On Tuesday July 12th, the U.S. Food and Drug Administration Oncologic Drugs Advisory Committee (ODAC) unanimously endorsed Novartis’s anti-CD19 CAR-T therapy (tisagenlecleucel, “CTL019”). This was a significant milestone in realizing the promise of engineered T-cell therapy, and it is likely that engineered T-cells targeting CD19 could be the first gene therapy approved for human use in the U.S.
This endorsement represents not only confidence in engineered T-cell therapy as an important new therapeutic modality in oncology, but also – importantly - confidence in the potential to manufacture a T-cell therapy as a commercial product given that Novartis has enabled multi-national pivotal trials with this technology.
At Adaptimmune, we were particularly excited given the importance of the clinical data for the field of T-cell therapy, and the fact that the processes used by Novartis and Adaptimmune were both developed at the University of Pennsylvania (UPenn) and share many common elements including use of a lentiviral vector as well as proprietary use of Thermo Fisher Scientific’s CD3/CD28 DynabeadsTM. In addition, many here at Adaptimmune played important roles in the development of tisagenlecleucel including our Chief Technology Officer, Gwendolyn Binder, who was instrumental in opening the original study at UPenn, and our Senior Vice President of Bioprocessing, Mark Dudley, who led the transition of tisagenlecleucel to commercial-readiness at Novartis.
Adaptimmune’s SPEAR T-cell platform differs from the CAR-T approach by using optimized, affinity enhanced, engineered T-cell receptors (TCRs) to target intra- and extracellular cancer antigens.
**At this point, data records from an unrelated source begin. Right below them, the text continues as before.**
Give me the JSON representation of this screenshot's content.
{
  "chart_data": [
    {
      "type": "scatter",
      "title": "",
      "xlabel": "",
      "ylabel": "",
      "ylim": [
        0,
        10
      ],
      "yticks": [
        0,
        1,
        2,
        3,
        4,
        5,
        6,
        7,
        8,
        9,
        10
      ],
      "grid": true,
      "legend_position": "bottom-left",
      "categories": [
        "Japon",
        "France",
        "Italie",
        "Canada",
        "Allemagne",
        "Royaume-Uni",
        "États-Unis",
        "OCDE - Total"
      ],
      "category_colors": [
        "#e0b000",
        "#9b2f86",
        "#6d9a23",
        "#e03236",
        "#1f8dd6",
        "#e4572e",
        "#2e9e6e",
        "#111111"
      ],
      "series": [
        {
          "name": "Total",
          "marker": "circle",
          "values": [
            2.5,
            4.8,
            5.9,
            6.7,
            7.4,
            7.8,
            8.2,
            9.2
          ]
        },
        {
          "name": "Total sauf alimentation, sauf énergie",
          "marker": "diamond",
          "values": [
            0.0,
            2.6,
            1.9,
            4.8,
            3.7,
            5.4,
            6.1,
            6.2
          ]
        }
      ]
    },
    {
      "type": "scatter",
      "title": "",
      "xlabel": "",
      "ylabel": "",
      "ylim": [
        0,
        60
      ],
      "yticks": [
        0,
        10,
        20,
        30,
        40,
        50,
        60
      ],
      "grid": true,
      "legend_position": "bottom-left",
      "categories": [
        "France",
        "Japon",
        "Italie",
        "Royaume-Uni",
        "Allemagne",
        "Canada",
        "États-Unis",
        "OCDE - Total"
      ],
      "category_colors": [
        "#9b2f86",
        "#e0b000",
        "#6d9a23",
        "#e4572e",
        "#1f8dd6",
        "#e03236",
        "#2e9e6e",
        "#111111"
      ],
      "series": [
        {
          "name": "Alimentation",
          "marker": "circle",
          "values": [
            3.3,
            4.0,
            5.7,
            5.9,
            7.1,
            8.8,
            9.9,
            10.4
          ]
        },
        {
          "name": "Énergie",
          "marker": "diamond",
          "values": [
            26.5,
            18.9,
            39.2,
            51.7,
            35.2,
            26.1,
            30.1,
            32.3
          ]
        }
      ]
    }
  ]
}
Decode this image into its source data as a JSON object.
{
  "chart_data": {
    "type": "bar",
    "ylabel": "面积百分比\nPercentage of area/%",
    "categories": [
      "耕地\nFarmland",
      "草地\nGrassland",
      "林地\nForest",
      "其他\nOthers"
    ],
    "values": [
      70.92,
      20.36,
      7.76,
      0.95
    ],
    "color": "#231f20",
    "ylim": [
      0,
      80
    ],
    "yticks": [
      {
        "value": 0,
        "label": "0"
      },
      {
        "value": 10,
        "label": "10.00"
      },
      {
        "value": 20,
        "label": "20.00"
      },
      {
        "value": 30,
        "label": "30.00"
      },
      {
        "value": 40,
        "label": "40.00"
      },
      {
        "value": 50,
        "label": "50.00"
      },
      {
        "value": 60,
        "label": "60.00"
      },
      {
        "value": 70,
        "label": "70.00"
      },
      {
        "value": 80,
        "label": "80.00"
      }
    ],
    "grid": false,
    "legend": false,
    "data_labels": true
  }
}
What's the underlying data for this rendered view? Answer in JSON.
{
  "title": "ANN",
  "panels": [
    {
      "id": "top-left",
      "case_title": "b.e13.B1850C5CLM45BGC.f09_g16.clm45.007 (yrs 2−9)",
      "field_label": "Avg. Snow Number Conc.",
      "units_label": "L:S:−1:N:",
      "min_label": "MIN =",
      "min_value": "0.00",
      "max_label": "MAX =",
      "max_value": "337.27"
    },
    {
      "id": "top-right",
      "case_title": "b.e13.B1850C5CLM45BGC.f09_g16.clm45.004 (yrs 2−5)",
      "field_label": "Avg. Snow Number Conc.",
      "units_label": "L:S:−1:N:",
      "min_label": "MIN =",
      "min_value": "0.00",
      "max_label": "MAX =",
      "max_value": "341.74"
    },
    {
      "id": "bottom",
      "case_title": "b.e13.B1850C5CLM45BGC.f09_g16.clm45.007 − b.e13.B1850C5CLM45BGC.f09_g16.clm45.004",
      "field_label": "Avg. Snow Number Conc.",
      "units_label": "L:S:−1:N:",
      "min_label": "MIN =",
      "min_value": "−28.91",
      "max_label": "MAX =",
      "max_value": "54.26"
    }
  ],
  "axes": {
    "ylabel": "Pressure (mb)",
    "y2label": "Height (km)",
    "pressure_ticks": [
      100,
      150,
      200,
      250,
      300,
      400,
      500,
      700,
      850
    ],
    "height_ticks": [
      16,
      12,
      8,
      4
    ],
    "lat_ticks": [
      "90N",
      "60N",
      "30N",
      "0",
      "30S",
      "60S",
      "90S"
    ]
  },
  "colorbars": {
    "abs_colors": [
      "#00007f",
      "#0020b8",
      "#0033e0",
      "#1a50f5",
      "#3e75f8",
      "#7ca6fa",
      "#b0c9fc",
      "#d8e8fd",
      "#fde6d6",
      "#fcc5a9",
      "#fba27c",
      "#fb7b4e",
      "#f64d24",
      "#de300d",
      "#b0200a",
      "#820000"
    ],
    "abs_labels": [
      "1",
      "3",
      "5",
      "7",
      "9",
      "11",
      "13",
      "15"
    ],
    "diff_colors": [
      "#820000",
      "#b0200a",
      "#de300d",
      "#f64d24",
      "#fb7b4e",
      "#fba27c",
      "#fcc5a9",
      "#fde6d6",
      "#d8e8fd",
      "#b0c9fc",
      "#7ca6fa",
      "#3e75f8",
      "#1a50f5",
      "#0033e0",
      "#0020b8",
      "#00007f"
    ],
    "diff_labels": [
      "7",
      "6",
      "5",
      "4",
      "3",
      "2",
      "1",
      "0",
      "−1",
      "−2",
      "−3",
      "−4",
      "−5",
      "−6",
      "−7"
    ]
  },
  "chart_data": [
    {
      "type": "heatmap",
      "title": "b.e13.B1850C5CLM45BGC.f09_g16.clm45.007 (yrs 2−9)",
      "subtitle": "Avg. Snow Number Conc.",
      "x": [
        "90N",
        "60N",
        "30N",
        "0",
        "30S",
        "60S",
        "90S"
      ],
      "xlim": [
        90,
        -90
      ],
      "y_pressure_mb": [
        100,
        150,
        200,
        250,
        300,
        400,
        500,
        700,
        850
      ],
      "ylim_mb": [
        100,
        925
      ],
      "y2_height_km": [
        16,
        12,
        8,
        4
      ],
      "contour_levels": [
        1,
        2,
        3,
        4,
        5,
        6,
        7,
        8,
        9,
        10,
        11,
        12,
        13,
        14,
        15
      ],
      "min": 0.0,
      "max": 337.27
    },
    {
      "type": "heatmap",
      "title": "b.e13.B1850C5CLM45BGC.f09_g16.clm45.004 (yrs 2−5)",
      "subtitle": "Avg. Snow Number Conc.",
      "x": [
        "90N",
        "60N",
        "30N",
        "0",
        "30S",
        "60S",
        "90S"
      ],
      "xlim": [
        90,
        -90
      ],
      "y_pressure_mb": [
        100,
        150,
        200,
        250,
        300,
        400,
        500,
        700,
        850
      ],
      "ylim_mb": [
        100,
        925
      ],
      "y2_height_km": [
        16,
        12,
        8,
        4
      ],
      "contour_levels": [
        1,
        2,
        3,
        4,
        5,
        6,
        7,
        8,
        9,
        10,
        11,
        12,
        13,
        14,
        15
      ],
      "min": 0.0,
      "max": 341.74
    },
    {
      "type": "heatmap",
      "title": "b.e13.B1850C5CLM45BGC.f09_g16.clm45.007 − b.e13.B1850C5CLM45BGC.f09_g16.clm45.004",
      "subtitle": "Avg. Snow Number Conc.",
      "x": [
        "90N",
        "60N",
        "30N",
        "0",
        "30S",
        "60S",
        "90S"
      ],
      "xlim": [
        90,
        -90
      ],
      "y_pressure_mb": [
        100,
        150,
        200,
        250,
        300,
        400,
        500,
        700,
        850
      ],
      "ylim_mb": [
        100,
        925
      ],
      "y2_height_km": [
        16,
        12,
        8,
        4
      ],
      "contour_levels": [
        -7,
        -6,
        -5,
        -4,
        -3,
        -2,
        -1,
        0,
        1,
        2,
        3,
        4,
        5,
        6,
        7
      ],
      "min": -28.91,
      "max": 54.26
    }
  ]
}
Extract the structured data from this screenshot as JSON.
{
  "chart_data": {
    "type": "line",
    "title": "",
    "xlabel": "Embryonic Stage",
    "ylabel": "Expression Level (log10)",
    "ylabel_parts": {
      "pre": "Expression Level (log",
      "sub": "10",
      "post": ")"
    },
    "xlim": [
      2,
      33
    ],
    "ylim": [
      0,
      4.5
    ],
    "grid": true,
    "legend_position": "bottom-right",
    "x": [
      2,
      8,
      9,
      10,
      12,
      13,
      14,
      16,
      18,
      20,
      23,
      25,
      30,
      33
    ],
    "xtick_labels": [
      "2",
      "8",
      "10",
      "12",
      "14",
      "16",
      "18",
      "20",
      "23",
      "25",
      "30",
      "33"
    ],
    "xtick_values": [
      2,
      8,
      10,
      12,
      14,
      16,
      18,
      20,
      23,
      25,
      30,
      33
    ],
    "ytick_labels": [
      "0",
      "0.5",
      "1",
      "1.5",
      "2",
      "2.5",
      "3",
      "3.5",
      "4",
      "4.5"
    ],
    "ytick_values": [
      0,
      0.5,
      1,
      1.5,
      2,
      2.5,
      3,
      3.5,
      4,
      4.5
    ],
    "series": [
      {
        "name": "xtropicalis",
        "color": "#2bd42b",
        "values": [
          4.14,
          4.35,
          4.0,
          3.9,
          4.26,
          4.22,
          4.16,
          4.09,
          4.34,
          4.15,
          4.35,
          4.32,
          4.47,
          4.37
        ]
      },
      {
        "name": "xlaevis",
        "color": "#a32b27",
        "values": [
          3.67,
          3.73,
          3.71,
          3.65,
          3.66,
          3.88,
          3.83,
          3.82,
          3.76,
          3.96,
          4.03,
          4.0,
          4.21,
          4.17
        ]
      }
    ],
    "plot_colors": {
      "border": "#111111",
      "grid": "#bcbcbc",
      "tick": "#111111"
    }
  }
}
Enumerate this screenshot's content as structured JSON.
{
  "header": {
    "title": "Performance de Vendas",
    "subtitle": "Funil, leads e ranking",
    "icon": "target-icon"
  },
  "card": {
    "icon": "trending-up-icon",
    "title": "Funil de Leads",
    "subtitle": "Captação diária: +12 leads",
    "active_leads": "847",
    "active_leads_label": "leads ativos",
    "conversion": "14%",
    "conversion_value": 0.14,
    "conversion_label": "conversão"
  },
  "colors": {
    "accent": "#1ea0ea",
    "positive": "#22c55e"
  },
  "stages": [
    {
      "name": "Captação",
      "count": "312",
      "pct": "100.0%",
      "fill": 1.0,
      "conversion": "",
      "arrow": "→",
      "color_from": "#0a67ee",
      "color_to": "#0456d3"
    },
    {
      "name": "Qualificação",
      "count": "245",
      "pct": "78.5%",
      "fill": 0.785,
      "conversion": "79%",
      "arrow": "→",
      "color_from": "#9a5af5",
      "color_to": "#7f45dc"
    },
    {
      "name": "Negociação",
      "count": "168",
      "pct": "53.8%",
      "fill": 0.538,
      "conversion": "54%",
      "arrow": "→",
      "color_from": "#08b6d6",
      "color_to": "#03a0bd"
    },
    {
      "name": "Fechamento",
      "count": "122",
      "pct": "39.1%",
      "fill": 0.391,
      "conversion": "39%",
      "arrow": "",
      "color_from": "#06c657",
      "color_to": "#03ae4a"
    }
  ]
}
This potentially enables access to a broad range of difficult to treat malignancies, including solid tumors. As recently presented at ASCO, our initial clinical data in synovial sarcoma with NY-ESO SPEAR T-cells demonstrate the effect of our proprietary SPEAR T‑cell platform in a solid tumor (http://ir.adaptimmune.com/phoenix.zhtml?c=253991&p=irol-newsArticle&ID=2276855). We also have active clinical trials with our wholly-owned assets targeting MAGE-A10, MAGE-A4, and AFP, which are enrolling patients in 8 different solid tumor types including non-small cell lung cancer, ovarian cancer, and hepatocellular carcinoma with initial data expected in 2017 and 2018.
Our pipeline of products have the potential to be the next generation of engineered T-cell therapy to treat a wide-range of otherwise untreatable cancers, including solid tumors, and the recent favorable outcome for Novartis is an encouraging milestone in delivering engineered T-cell therapies to patients in need.